Gli ultra-conservatori biasimano in toto la posizione morbida che Wałęsa e gli altri esponenti del sindacato tennero nei confronti di quel conglomerato di funzionari, giudici, forze dell’ordine che per anni operò per reprimere sistematicamente ogni forma di dissenso. Una posizione esemplificata in quella “politica della linea spessa” che Mazowiecki evocò nel suo primo discorso da premier al Sejm, la Camera bassa: l’unico modo per ripartire era incidere una linea netta tra il passato comunista e il presente democratico. Condonare, rimuovere e perdonare le azioni nefaste e criminose compiute dai funzionari comunisti nel solco della riconciliazione nazionale.

Negli anni la campagna politico-memoriale del Pis si è radicalizzata fino a convergere addirittura contro l’eroe nazionale di quella transizione negoziata: Lech Wałęsa, screditato per una sua presunta collaborazione come delatore con i servizi segreti del regime, che avrebbe prestato negli anni ‘70 sotto lo pseudonimo di “agente Bolek”.

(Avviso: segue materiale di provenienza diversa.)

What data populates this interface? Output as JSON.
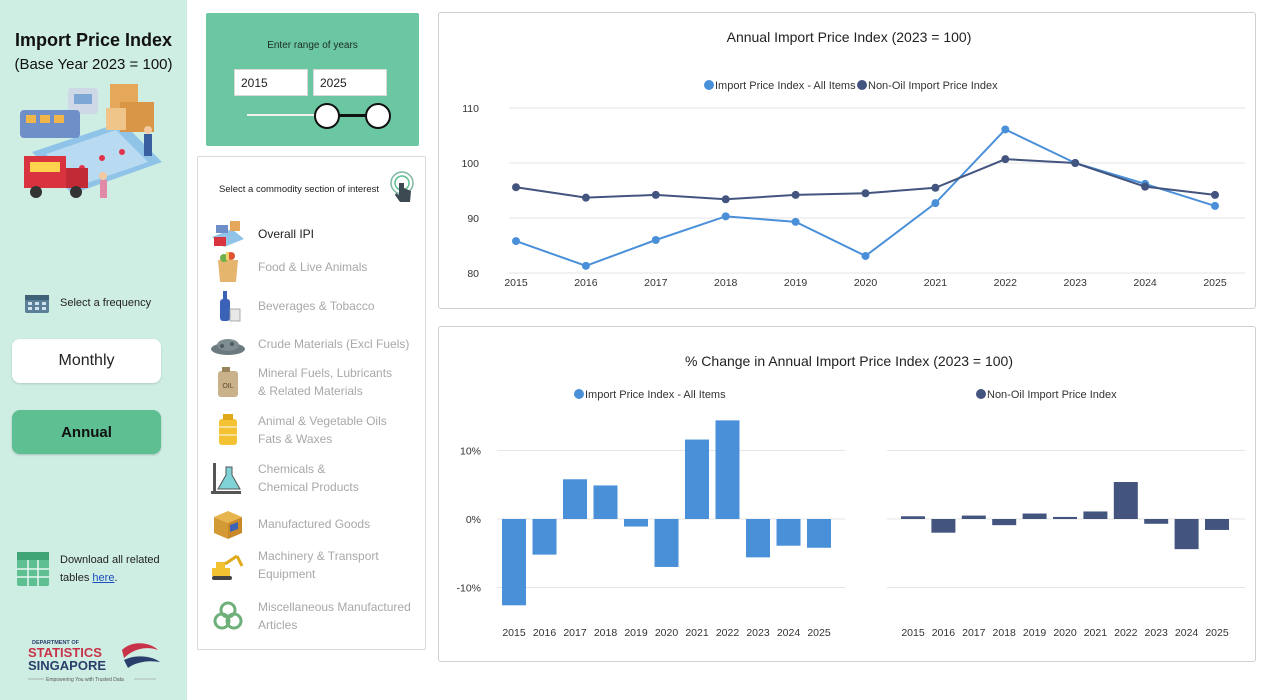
{
  "sidebar": {
    "title": "Import Price Index",
    "subtitle": "(Base Year 2023 = 100)",
    "frequency_label": "Select a frequency",
    "frequency_options": [
      "Monthly",
      "Annual"
    ],
    "selected_frequency": "Annual",
    "download_text_line1": "Download all related",
    "download_text_line2": "tables",
    "download_link": "here",
    "download_suffix": ".",
    "logo_line1": "DEPARTMENT OF",
    "logo_line2": "STATISTICS",
    "logo_line3": "SINGAPORE",
    "logo_tagline": "Empowering You with Trusted Data"
  },
  "year_range": {
    "prompt": "Enter range of years",
    "from": "2015",
    "to": "2025"
  },
  "commodity": {
    "prompt": "Select a  commodity section of interest",
    "items": [
      {
        "label": "Overall IPI",
        "icon": "overall-ipi-icon",
        "active": true
      },
      {
        "label": "Food & Live Animals",
        "icon": "food-icon",
        "active": false
      },
      {
        "label": "Beverages & Tobacco",
        "icon": "beverages-icon",
        "active": false
      },
      {
        "label": "Crude Materials (Excl Fuels)",
        "icon": "crude-materials-icon",
        "active": false
      },
      {
        "label": "Mineral Fuels, Lubricants",
        "label2": "& Related Materials",
        "icon": "oil-can-icon",
        "active": false
      },
      {
        "label": "Animal & Vegetable Oils",
        "label2": "Fats & Waxes",
        "icon": "oil-bottle-icon",
        "active": false
      },
      {
        "label": "Chemicals &",
        "label2": "Chemical Products",
        "icon": "chemicals-icon",
        "active": false
      },
      {
        "label": "Manufactured Goods",
        "icon": "box-icon",
        "active": false
      },
      {
        "label": "Machinery & Transport",
        "label2": "Equipment",
        "icon": "excavator-icon",
        "active": false
      },
      {
        "label": "Miscellaneous Manufactured",
        "label2": "Articles",
        "icon": "gears-icon",
        "active": false
      }
    ]
  },
  "colors": {
    "sidebar_bg": "#cfeee3",
    "accent_green": "#5dbf92",
    "year_panel": "#6bc6a2",
    "series_all": "#4a90d9",
    "series_nonoil": "#43557f"
  },
  "chart_data": [
    {
      "type": "line",
      "title": "Annual Import Price Index (2023 = 100)",
      "x": [
        2015,
        2016,
        2017,
        2018,
        2019,
        2020,
        2021,
        2022,
        2023,
        2024,
        2025
      ],
      "ylim": [
        80,
        110
      ],
      "yticks": [
        80,
        90,
        100,
        110
      ],
      "grid": true,
      "legend": "top",
      "series": [
        {
          "name": "Import Price Index - All Items",
          "color": "#4a90d9",
          "values": [
            85.8,
            81.3,
            86.0,
            90.3,
            89.3,
            83.1,
            92.7,
            106.1,
            100.0,
            96.2,
            92.2
          ]
        },
        {
          "name": "Non-Oil Import Price Index",
          "color": "#43557f",
          "values": [
            95.6,
            93.7,
            94.2,
            93.4,
            94.2,
            94.5,
            95.5,
            100.7,
            100.0,
            95.7,
            94.2
          ]
        }
      ]
    },
    {
      "type": "bar",
      "title": "% Change in Annual Import Price Index (2023 = 100)",
      "categories": [
        2015,
        2016,
        2017,
        2018,
        2019,
        2020,
        2021,
        2022,
        2023,
        2024,
        2025
      ],
      "ylim": [
        -13,
        16
      ],
      "yticks": [
        -10,
        0,
        10
      ],
      "ytick_labels": [
        "-10%",
        "0%",
        "10%"
      ],
      "grid": true,
      "panels": [
        {
          "name": "Import Price Index - All Items",
          "color": "#4a90d9",
          "values": [
            -12.6,
            -5.2,
            5.8,
            4.9,
            -1.1,
            -7.0,
            11.6,
            14.4,
            -5.6,
            -3.9,
            -4.2
          ]
        },
        {
          "name": "Non-Oil Import Price Index",
          "color": "#43557f",
          "values": [
            0.4,
            -2.0,
            0.5,
            -0.9,
            0.8,
            0.3,
            1.1,
            5.4,
            -0.7,
            -4.4,
            -1.6
          ]
        }
      ]
    }
  ]
}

L’ultimo scontro a inizio mese, quando il ministro per l’Educazione polacco Dariusz Piontkowski ha suggerito che le scuole dovrebbero menzionare la cooperazione – seppur mai provata – di Wałęsa con l’intelligence comunista.

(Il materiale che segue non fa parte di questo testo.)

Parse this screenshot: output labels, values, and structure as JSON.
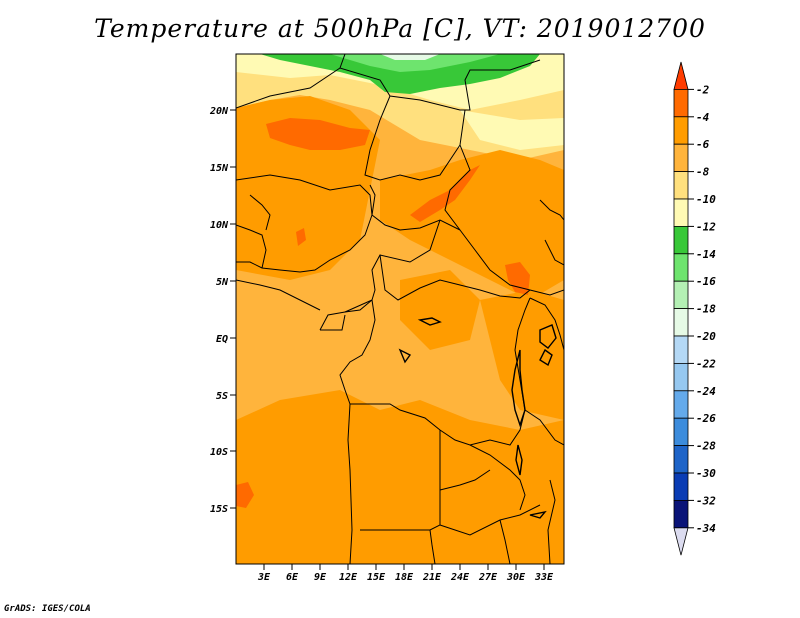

Se Wałęsa era una spia e il resto della dirigenza di Solidarność collusa o quantomeno troppo poco ostile verso i post-comunisti, la transizione non può che dirsi incompleta: lo scopo prima di qualunque governo veramente indipendente deve allora essere quello di raddrizzare questa storture e instaurare una democrazia pienamente sovrana. In questo spirito, il Pis ha condotto un attacco a tutto campo contro le istituzioni consolidatesi con la rinascita della democrazia polacca, concentrandosi specialmente sul settore giudiziario, nella convinzione che vi si annidino ancora infidi funzionari dell’ancien régime.

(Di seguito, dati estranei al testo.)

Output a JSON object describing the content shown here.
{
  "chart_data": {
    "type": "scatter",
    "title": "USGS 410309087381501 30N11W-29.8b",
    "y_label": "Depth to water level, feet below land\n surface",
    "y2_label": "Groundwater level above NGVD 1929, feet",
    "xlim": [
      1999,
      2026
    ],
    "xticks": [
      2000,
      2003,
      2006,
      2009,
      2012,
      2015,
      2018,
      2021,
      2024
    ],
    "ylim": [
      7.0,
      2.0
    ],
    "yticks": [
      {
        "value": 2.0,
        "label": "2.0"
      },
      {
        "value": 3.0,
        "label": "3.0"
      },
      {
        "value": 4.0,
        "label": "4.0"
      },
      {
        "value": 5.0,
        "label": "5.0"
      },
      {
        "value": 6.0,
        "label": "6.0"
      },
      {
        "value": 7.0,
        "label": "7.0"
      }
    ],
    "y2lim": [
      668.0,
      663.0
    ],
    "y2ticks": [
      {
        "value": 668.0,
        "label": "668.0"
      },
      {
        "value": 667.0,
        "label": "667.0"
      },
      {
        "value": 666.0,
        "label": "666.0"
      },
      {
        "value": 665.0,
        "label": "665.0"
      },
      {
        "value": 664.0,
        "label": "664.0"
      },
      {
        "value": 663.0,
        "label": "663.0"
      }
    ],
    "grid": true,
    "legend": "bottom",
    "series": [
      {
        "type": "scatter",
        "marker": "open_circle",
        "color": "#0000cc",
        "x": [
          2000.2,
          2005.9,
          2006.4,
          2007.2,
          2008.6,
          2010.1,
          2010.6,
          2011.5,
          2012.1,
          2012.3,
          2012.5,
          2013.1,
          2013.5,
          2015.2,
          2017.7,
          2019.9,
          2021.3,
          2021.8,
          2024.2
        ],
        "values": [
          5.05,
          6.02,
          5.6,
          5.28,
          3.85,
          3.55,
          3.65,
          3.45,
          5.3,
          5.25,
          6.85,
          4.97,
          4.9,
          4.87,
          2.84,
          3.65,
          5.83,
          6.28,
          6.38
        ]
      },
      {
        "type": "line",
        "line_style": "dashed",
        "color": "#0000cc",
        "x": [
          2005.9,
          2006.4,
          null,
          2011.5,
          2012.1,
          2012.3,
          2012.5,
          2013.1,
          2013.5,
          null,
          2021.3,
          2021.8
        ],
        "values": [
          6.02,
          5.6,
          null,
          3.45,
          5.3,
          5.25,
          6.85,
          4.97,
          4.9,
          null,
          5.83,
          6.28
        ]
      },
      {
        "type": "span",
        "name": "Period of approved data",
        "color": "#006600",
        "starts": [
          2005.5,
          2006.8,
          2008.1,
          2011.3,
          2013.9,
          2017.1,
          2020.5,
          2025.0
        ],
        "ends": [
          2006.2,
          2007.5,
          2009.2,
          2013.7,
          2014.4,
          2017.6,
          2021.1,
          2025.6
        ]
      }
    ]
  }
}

Il segmento progressista della società polacca, radunato attorno a Po, bolla le ricostruzioni avanzata dai nazionalisti come propaganda atta a coprire il tentativo di smantellamento della giovane democrazia liberale polacca, sull’esempio dell’Ungheria di Viktor Orbán. Wałęsa stesso si è speso in prima persona contro il governo del Pis, definendolo una dittatura e arrivando a invocare l’espulsione della Polonia dall’Unione europea.

Sebbene ampiamente ridimensionata nei numeri – oggi conta qualche migliaio di iscritti – e dunque meno influente, Solidarność esiste ancora. In quel conflitto di memoria che oggi frattura così drasticamente la società polacca, sostiene l’attuale governo, scegliendo di non solidarizzare con quel baffuto elettricista per che per un decennio ne rappresentò l’immagine pubblica sulla scena mondiale.